Risk-Adjusted Performance

0 of 100

 
Weak
 
Strong
Very Weak
Over the last 90 days Iteris Inc has generated negative risk-adjusted returns adding no value to investors with long positions. Despite latest inconsistent performance, the Stock's basic indicators remain strong and the recent confusion on Wall Street may also be a sign of long-lasting gains for the firm traders.

Ituran Location and Iteris Volatility Contrast

   Predicted Return Density   
       Returns  

Pair Trading with Ituran Location and Iteris

The main advantage of trading using opposite Ituran Location and Iteris positions is that it hedges away some unsystematic risk. Because of two separate transactions, even if Ituran Location position performs unexpectedly, Iteris can make up some of the losses. Pair trading also minimizes risk from directional movements in the market.

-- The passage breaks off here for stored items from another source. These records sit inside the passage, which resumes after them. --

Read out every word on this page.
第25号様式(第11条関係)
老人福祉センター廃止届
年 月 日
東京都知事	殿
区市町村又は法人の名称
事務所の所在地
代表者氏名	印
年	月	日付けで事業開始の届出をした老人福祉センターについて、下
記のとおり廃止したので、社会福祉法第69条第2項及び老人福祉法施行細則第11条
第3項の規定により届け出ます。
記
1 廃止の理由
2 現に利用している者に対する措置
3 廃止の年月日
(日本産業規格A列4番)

For example, if an entire industry or sector drops because of unexpected headlines, the short position in Iteris will offset losses from the drop in Iteris' long position.
The idea behind Ituran Location and and Iteris Inc pairs trading is to make the combined position market-neutral, meaning the overall market's direction will not affect its win or loss (or potential downside or upside). This can be achieved by designing a pairs trade with two highly correlated stocks or equities that operate in a similar space or sector, making it possible to obtain profits through simple and relatively low-risk investment.
Check out your portfolio center.
Note that this page's information should be used as a complementary analysis to find the right mix of equity instruments to add to your existing portfolios or create a brand new portfolio. You can also try the Volatility Analysis module to get historical volatility and risk analysis based on latest market data.